3.2 The RTLSDR+Gnu Radio Version
The diagram shows the arrangement of a RTLSDR dongle+Gnu Radio based equivalent of a phase-switched interferometer. In the diagram, signal combiners and splitters are the same devices. They can be used to split a signal into two in-phase outputs or to add two signals to a common output. The signals from each antenna/LNA are split. One path from each antenna are simply added in-phase, and the other antenna has one path phase-shifted by 180 degrees. In this way Dongle #1 records the normal fringe pattern and Dongle #2 records the fringe pattern with the maxima and minima reversed. These are then subtracted. This is exactly equivalent to the signal processing in a normal phase-switched interferometer but with the processing being essentially continuous, occurring at the sample-rate of the incoming samples.

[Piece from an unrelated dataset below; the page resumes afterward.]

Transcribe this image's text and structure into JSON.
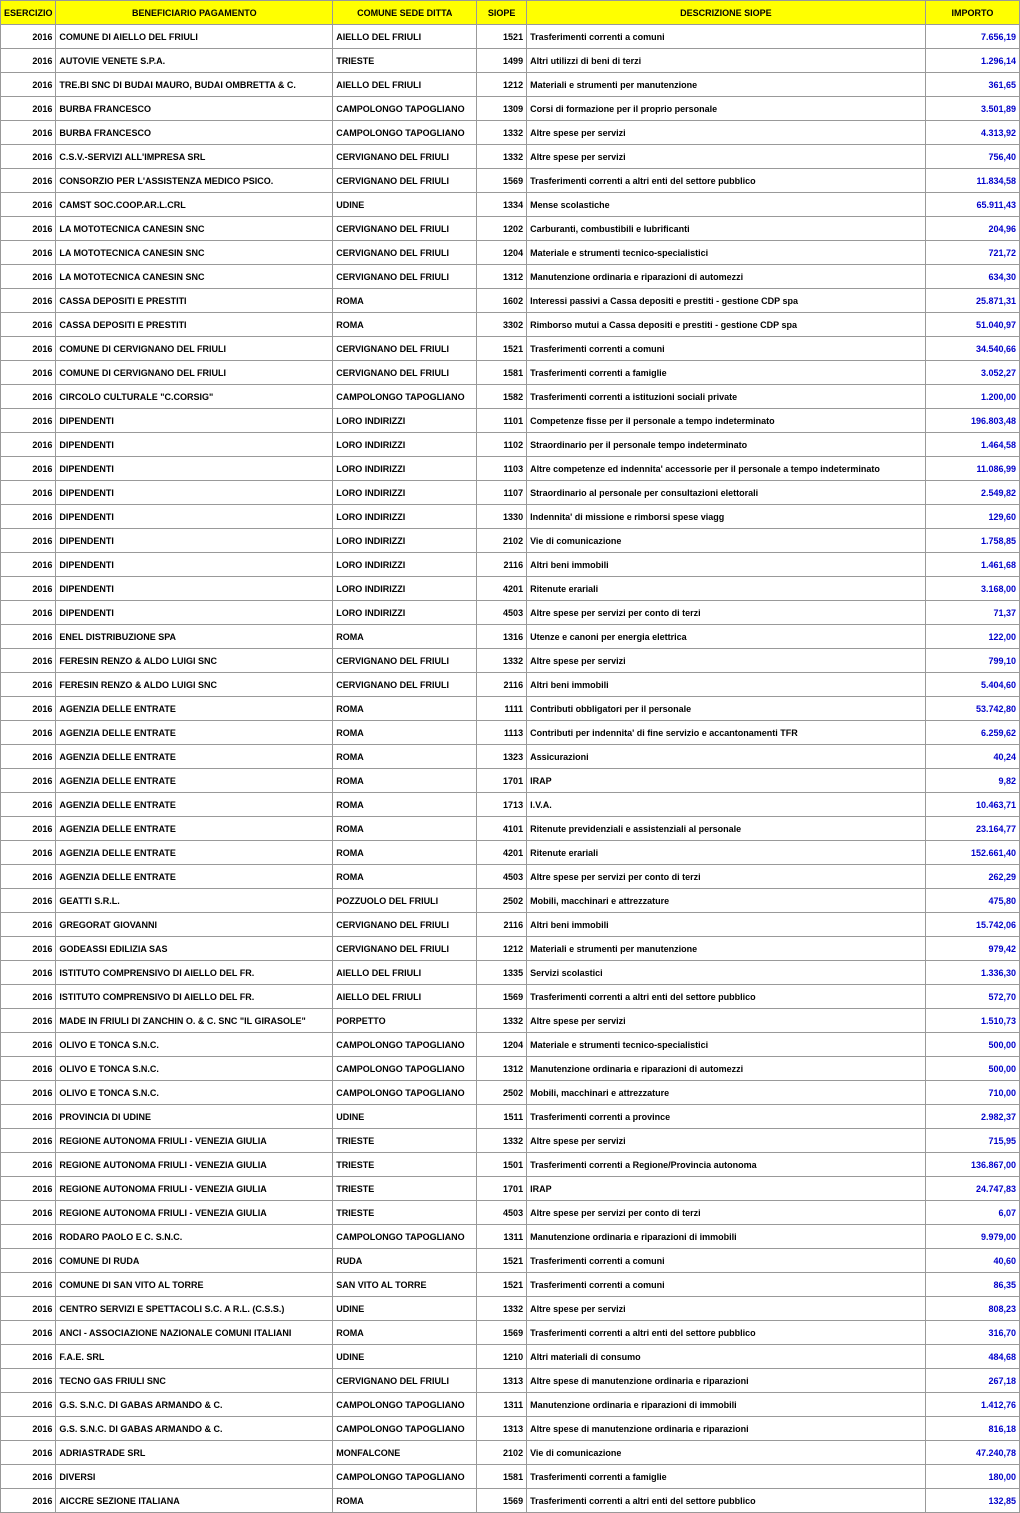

A proof-of-concept system has been assembled for operation at 137 MHz. The antennas used for the test were a dipole and reflector for the east antenna and a 14-element yagi for the west antenna. No cosmic sources have been observed with it yet, but the operating principle has been tested using satellite signals. Two examples are shown below. Since the satellites cross the interference pattern on oblique paths, the traces are complex, and as they do it rather quickly, the fringes are somewhat under-sampled, since the satellite fringe-spacing is on the order of six seconds, and the data are logged at a rate of once every two seconds.
In both cases the transits show some asymmetry, probably due to a combination of the phase shift not being exactly 180 degrees (a half-wavelength piece of coax was used) and also the gain of both LNA+receiver channels probably differ slightly.